Ce geste constitue une nouvelle inscription dans le sillage historique de cette logique si particulière  dont la trame est fournie par le phénomène marrane. Retournement du retournement à l’usage du quotidien des marranes, infréquentables eux aussi, juifs christianisant, chrétiens judaïsant, selon les bords de la mise à la question, au point qu’ils réagirent à l’injure, « marranos ! », par une autre inversion : en l’endossant.

Ils étaient des milliers…

Ainsi la ténébreuse proscription de ces innocents salis par les pouvoirs, s’inverse-t-elle au XXI ème siècle en lumineuse prescription à la greffe de voisins devenus fréquentables. Liste de Schindler d’un genre si spécial qu’il suffit d’un retournement de plus pour comprendre… qu’ils étaient encore ou déjà là, ou leurs cousins éloignés : sur les 5220 patronymes recensés, on trouve des noms tels Castro, Franco, Sampaio ou Soares ! Les juifs savaient depuis des siècles, que Sampaio, par exemple, est une déformation de Saint-Paul, désignant le juif converti… on le savait peut-être encore dans la Péninsule, ou juste un peu mais sans trop vouloir ou pouvoir en savoir.
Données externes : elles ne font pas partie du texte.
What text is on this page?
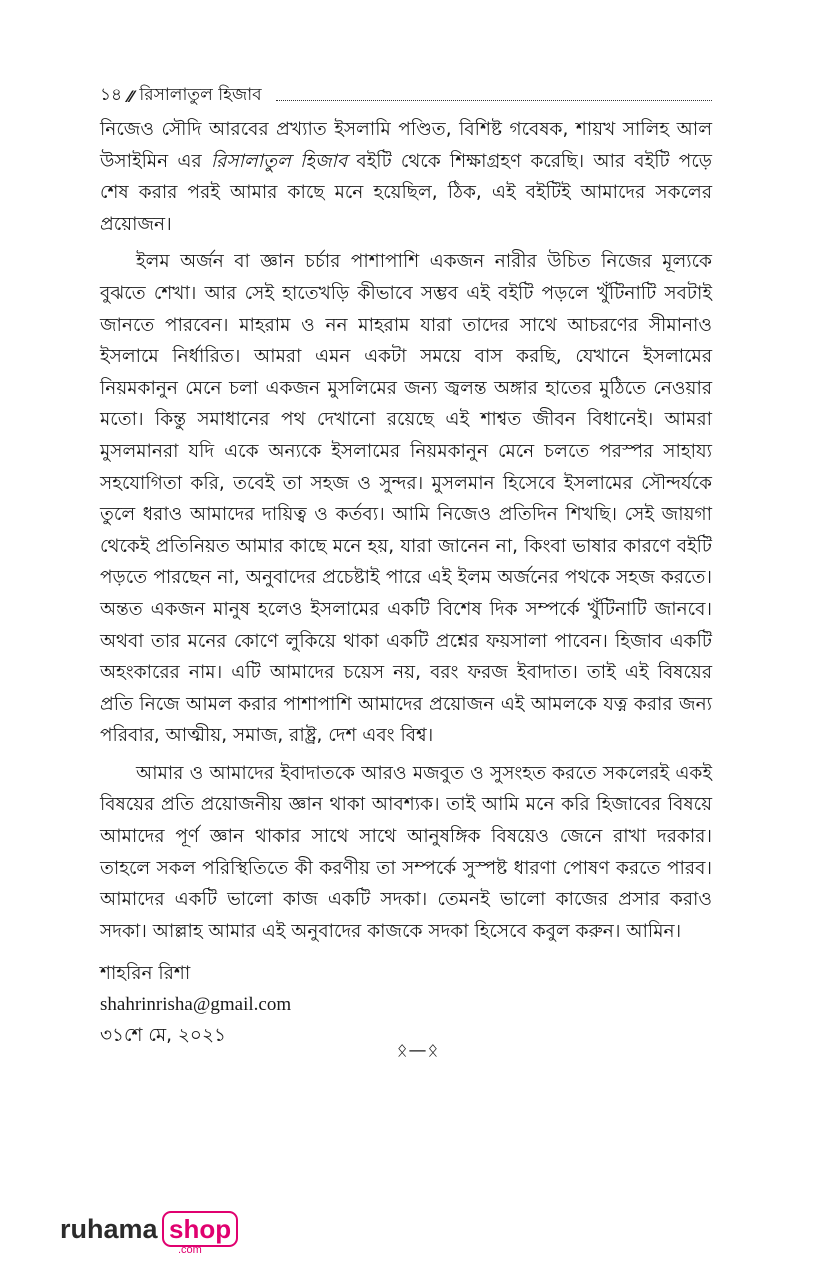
১৪ ⁄⁄ রিসালাতুল হিজাব

নিজেও সৌদি আরবের প্রখ্যাত ইসলামি পণ্ডিত, বিশিষ্ট গবেষক, শায়খ সালিহ আল উসাইমিন এর রিসালাতুল হিজাব বইটি থেকে শিক্ষাগ্রহণ করেছি। আর বইটি পড়ে শেষ করার পরই আমার কাছে মনে হয়েছিল, ঠিক, এই বইটিই আমাদের সকলের প্রয়োজন।

ইলম অর্জন বা জ্ঞান চর্চার পাশাপাশি একজন নারীর উচিত নিজের মূল্যকে বুঝতে শেখা। আর সেই হাতেখড়ি কীভাবে সম্ভব এই বইটি পড়লে খুঁটিনাটি সবটাই জানতে পারবেন। মাহরাম ও নন মাহরাম যারা তাদের সাথে আচরণের সীমানাও ইসলামে নির্ধারিত। আমরা এমন একটা সময়ে বাস করছি, যেখানে ইসলামের নিয়মকানুন মেনে চলা একজন মুসলিমের জন্য জ্বলন্ত অঙ্গার হাতের মুঠিতে নেওয়ার মতো। কিন্তু সমাধানের পথ দেখানো রয়েছে এই শাশ্বত জীবন বিধানেই। আমরা মুসলমানরা যদি একে অন্যকে ইসলামের নিয়মকানুন মেনে চলতে পরস্পর সাহায্য সহযোগিতা করি, তবেই তা সহজ ও সুন্দর। মুসলমান হিসেবে ইসলামের সৌন্দর্যকে তুলে ধরাও আমাদের দায়িত্ব ও কর্তব্য। আমি নিজেও প্রতিদিন শিখছি। সেই জায়গা থেকেই প্রতিনিয়ত আমার কাছে মনে হয়, যারা জানেন না, কিংবা ভাষার কারণে বইটি পড়তে পারছেন না, অনুবাদের প্রচেষ্টাই পারে এই ইলম অর্জনের পথকে সহজ করতে। অন্তত একজন মানুষ হলেও ইসলামের একটি বিশেষ দিক সম্পর্কে খুঁটিনাটি জানবে। অথবা তার মনের কোণে লুকিয়ে থাকা একটি প্রশ্নের ফয়সালা পাবেন। হিজাব একটি অহংকারের নাম। এটি আমাদের চয়েস নয়, বরং ফরজ ইবাদাত। তাই এই বিষয়ের প্রতি নিজে আমল করার পাশাপাশি আমাদের প্রয়োজন এই আমলকে যত্ন করার জন্য পরিবার, আত্মীয়, সমাজ, রাষ্ট্র, দেশ এবং বিশ্ব।

আমার ও আমাদের ইবাদাতকে আরও মজবুত ও সুসংহত করতে সকলেরই একই বিষয়ের প্রতি প্রয়োজনীয় জ্ঞান থাকা আবশ্যক। তাই আমি মনে করি হিজাবের বিষয়ে আমাদের পূর্ণ জ্ঞান থাকার সাথে সাথে আনুষঙ্গিক বিষয়েও জেনে রাখা দরকার। তাহলে সকল পরিস্থিতিতে কী করণীয় তা সম্পর্কে সুস্পষ্ট ধারণা পোষণ করতে পারব। আমাদের একটি ভালো কাজ একটি সদকা। তেমনই ভালো কাজের প্রসার করাও সদকা। আল্লাহ আমার এই অনুবাদের কাজকে সদকা হিসেবে কবুল করুন। আমিন।

শাহরিন রিশা
shahrinrisha@gmail.com
৩১শে মে, ২০২১
ᛟ—ᛟ
ruhama shop
.com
De même pour des noms comme Santamaria et tant d’autres, détournés, contournés.

On se demande donc ce que peuvent penser des citoyens espagnols et portugais d’aujourd’hui qui portent des noms de convertis à la conversion enfouie et se trouvent sur la liste des 5220  : certains vont-ils se sentir juifs ? Se reconvertir ? Auront-ils un grand sentiment de malaise à propos de leur « origine » ? Rageront-ils contre un vieil oubli ou non-dit qui les aurait laissés dans l’ignorance ou bien y verront-ils enfin un éclairage de ces intimes inconforts qu’instille en nous le défaut de transmission générationnelle ?

D’un autre côté, par cette liste, on peut aussi penser que la Péninsule escompte aussi rassurer ses ressortissants du dedans des frontières : eux, justement, juifs, ils ne le sont pas ! Eh quoi, avec le temps, le sang comme on dit, s’est « tellement dilué».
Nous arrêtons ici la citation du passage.